I'm done here. This blog has nothing left to offer me. I have learned that there is no sanctuary for some of us, no matter how much we tell ourselves there is. I hope that this place offers that sanctuary to some who come after me and read its words.

I hope that one day I shall return here and once again pour beauty out onto these pages. That day is not today, nor shall it be tomorrow.


Wednesday, March 8, 2017

Another Blogaversary...?

Most importantly, thanks to everyone who left me birthday wishes--I have not forgotten that you rock and I still need to respond to your comments.

Pretty sure that today is my blog's birthday, but in typical fashion, blogger is screwing with me, and I'll be damned if I sift through every post of 2010 to get to the first one.

Ironically, this is also the day I chose to start another blog. I think that it's not going to be a nice place, or a happy place, or a place that anyone in their right mind would like to read, but if you want the link, email me or leave a comment. The point is that the soul sucking cunt (who really needs to pull off a miracle and develop the human decency to quit reading here), doesn't read there. So it's mine. All fucking mine.

I'm not abandoning this blog.
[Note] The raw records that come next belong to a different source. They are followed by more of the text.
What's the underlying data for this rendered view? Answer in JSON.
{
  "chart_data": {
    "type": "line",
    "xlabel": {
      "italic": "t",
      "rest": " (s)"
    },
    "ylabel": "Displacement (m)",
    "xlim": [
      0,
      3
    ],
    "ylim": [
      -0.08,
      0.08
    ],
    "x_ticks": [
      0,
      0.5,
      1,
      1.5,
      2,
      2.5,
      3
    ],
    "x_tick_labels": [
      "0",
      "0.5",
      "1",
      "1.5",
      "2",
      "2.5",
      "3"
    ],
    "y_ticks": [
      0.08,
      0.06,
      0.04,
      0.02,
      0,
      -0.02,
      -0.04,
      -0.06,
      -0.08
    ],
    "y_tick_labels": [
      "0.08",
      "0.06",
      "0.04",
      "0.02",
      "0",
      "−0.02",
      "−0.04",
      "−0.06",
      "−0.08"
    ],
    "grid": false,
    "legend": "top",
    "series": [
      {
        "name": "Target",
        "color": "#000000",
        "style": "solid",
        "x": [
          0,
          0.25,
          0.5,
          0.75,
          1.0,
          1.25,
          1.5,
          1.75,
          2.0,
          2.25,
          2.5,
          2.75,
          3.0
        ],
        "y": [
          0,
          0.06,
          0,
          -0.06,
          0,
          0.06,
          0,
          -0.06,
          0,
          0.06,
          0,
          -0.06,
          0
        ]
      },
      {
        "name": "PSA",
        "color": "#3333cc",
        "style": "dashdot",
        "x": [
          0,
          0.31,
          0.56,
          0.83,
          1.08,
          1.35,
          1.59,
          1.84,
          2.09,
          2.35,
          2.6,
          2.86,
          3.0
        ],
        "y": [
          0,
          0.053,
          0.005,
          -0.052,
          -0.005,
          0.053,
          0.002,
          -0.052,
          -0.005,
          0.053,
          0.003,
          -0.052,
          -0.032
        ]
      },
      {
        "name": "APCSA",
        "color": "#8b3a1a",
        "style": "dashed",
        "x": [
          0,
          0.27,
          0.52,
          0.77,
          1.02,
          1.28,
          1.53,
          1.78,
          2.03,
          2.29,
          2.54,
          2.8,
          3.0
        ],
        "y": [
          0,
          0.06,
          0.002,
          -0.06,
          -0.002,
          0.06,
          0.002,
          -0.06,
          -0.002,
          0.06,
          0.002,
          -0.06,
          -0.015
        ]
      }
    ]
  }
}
I contemplated doing so over the last months, but I won't. It holds my story, and will hold many more to come. It is just not the place for me to get all of what I need out of writing at the moment. I am...Without sanctuary, and in many instances of the present, this place no longer offers me that.
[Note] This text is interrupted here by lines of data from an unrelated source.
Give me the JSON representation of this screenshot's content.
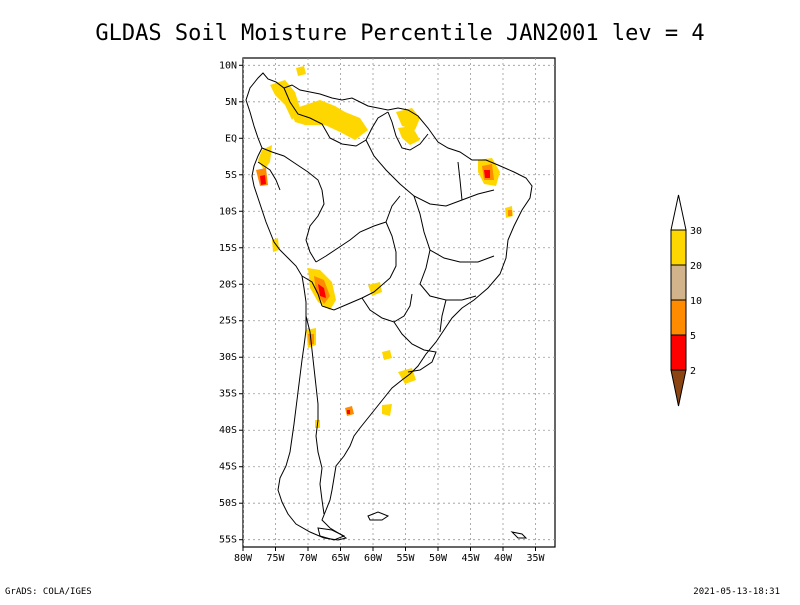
{
  "title": "GLDAS Soil Moisture Percentile JAN2001 lev = 4",
  "footer": {
    "left": "GrADS: COLA/IGES",
    "right": "2021-05-13-18:31"
  },
  "map": {
    "lon_range": [
      -80,
      -32
    ],
    "lat_range": [
      -56,
      11
    ],
    "lat_labels": [
      "10N",
      "5N",
      "EQ",
      "5S",
      "10S",
      "15S",
      "20S",
      "25S",
      "30S",
      "35S",
      "40S",
      "45S",
      "50S",
      "55S"
    ],
    "lon_labels": [
      "80W",
      "75W",
      "70W",
      "65W",
      "60W",
      "55W",
      "50W",
      "45W",
      "40W",
      "35W"
    ],
    "gridlines": true
  },
  "legend": {
    "levels": [
      "30",
      "20",
      "10",
      "5",
      "2"
    ],
    "colors": {
      "above_30": "#ffffff",
      "20_30": "#ffd700",
      "10_20": "#d2b48c",
      "5_10": "#ff8c00",
      "2_5": "#ff0000",
      "below_2": "#8b4513"
    }
  }
}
When I started this blog in 2010, I would have never imagined in my wildest dreams that I would find myself sitting where I now sit. In a city of half a million disconnected people, with a husband in love with another woman and working in a different state than the one I live in, with me loving another man who refuses to even sit in a room alone with me. And no fucking trees or rocks.
Seriously, I have learned that the mountains will accept me wherever I am. But they don't take me as theirs. It's not "home" and it never will be.

We all grew up with "magic". Every child learns the first basic protection spell as soon as they can comprehend words. Here? You're a bit crazy for even mentioning such a concept. Say, "I feel you and you're a beautiful fucking being" and you're lucky if that person ever speaks to you again without wondering how a nice fancy white straight jacket would look on you.
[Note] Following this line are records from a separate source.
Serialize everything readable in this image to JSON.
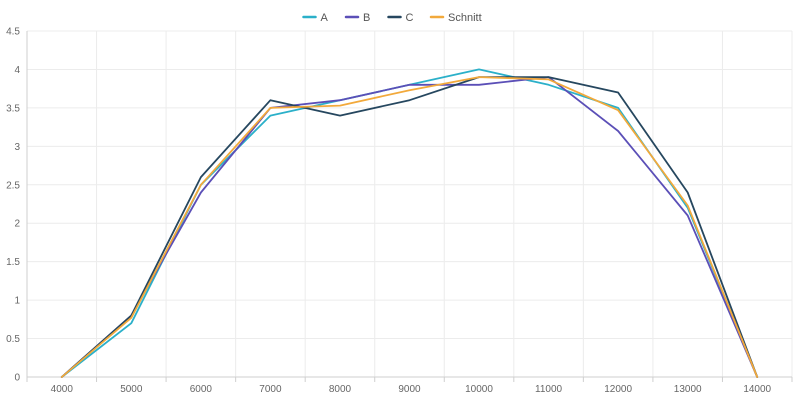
{
  "chart_data": {
    "type": "line",
    "x": [
      4000,
      5000,
      6000,
      7000,
      8000,
      9000,
      10000,
      11000,
      12000,
      13000,
      14000
    ],
    "series": [
      {
        "name": "A",
        "color": "#2bb0c9",
        "values": [
          0,
          0.7,
          2.5,
          3.4,
          3.6,
          3.8,
          4.0,
          3.8,
          3.5,
          2.2,
          0
        ]
      },
      {
        "name": "B",
        "color": "#5b4fb7",
        "values": [
          0,
          0.8,
          2.4,
          3.5,
          3.6,
          3.8,
          3.8,
          3.9,
          3.2,
          2.1,
          0
        ]
      },
      {
        "name": "C",
        "color": "#26475f",
        "values": [
          0,
          0.8,
          2.6,
          3.6,
          3.4,
          3.6,
          3.9,
          3.9,
          3.7,
          2.4,
          0
        ]
      },
      {
        "name": "Schnitt",
        "color": "#f2a93b",
        "values": [
          0,
          0.77,
          2.5,
          3.5,
          3.53,
          3.73,
          3.9,
          3.87,
          3.47,
          2.23,
          0
        ]
      }
    ],
    "x_ticks": [
      "4000",
      "5000",
      "6000",
      "7000",
      "8000",
      "9000",
      "10000",
      "11000",
      "12000",
      "13000",
      "14000"
    ],
    "y_ticks": [
      "0",
      "0.5",
      "1",
      "1.5",
      "2",
      "2.5",
      "3",
      "3.5",
      "4",
      "4.5"
    ],
    "ylim": [
      0,
      4.5
    ],
    "xlim": [
      4000,
      14000
    ],
    "grid": true,
    "legend_position": "top-center",
    "title": "",
    "xlabel": "",
    "ylabel": ""
  }
}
Recently, we "discussed" okay, fought about, the concept of removing the collar. The truth is, whether I am any good at it or not, does not change the fact that I am what I am. And we are who we are. He'll never agree to remove the collar. Ever. And I'll never have the balls to actually hand it to him and ask for release.

On the bright side, my eldest is rocking this life shit. You know those videos where sixty fucking kids stand around and record some kid getting the shit beat out of them, and MAYBE, one kid steps in for the underdog and breaks it up? He is that one kid. And I adore the shit out of him for the human being he is becoming. The path he chooses is not an easy one. There are consequences to standing up for what you believe in. Very few people in this world are willing to accept those consequences.

Too many people think that this D/s shit is easy, that being a slave is simple. The truth is, you never fucking know how painful and difficult it can be until your drowning in the deep end. I have come to realize how very few truly commit to this shit. And I don't mean that in an offensive way. If anything, I am envious. Very fucking envious. Because it is the only thing that can truly compound the sensation of watching your heart and soul disintegrate into a million tiny pieces. Because you can't walk away. No matter how badly you want to, or how poor your ability to serve. It's the only thing that can make love fuck you up even more than it inherently is able to.

Wednesday, March 1, 2017

Another Trip Around The Sun

Today marks my thirty-fourth trip around the sun. I'd be lying if I said that I greeted this day with an abundance of joy. More than anything, I think I greeted it with a healthy does of:


But the truth is, I won't go on my own. Hell, the truth is, Alpha isn't willing to leave her, and neither of us is willing to leave Omega. Home sounds a damn sight better than this hellhole though, not gonna lie.

It's a beautiful day outside. Omega's coming over, and I'm gonna watch all four of my guys cook me dinner. I'm fucked up, their fucked up, but I'm theirs and they are mine.


Truth is, they are my world, and my universe, and all the spaces in between. Four people in this world who would do anything for me, who I quite literally live for? Really, that's more than I could have ever asked for.


Truth is, I'm surrounded by my lost boys, and I'm just Tinkerbell from hell. And I'm more than okay with that. It's a good day because there's no other company I'd rather keep.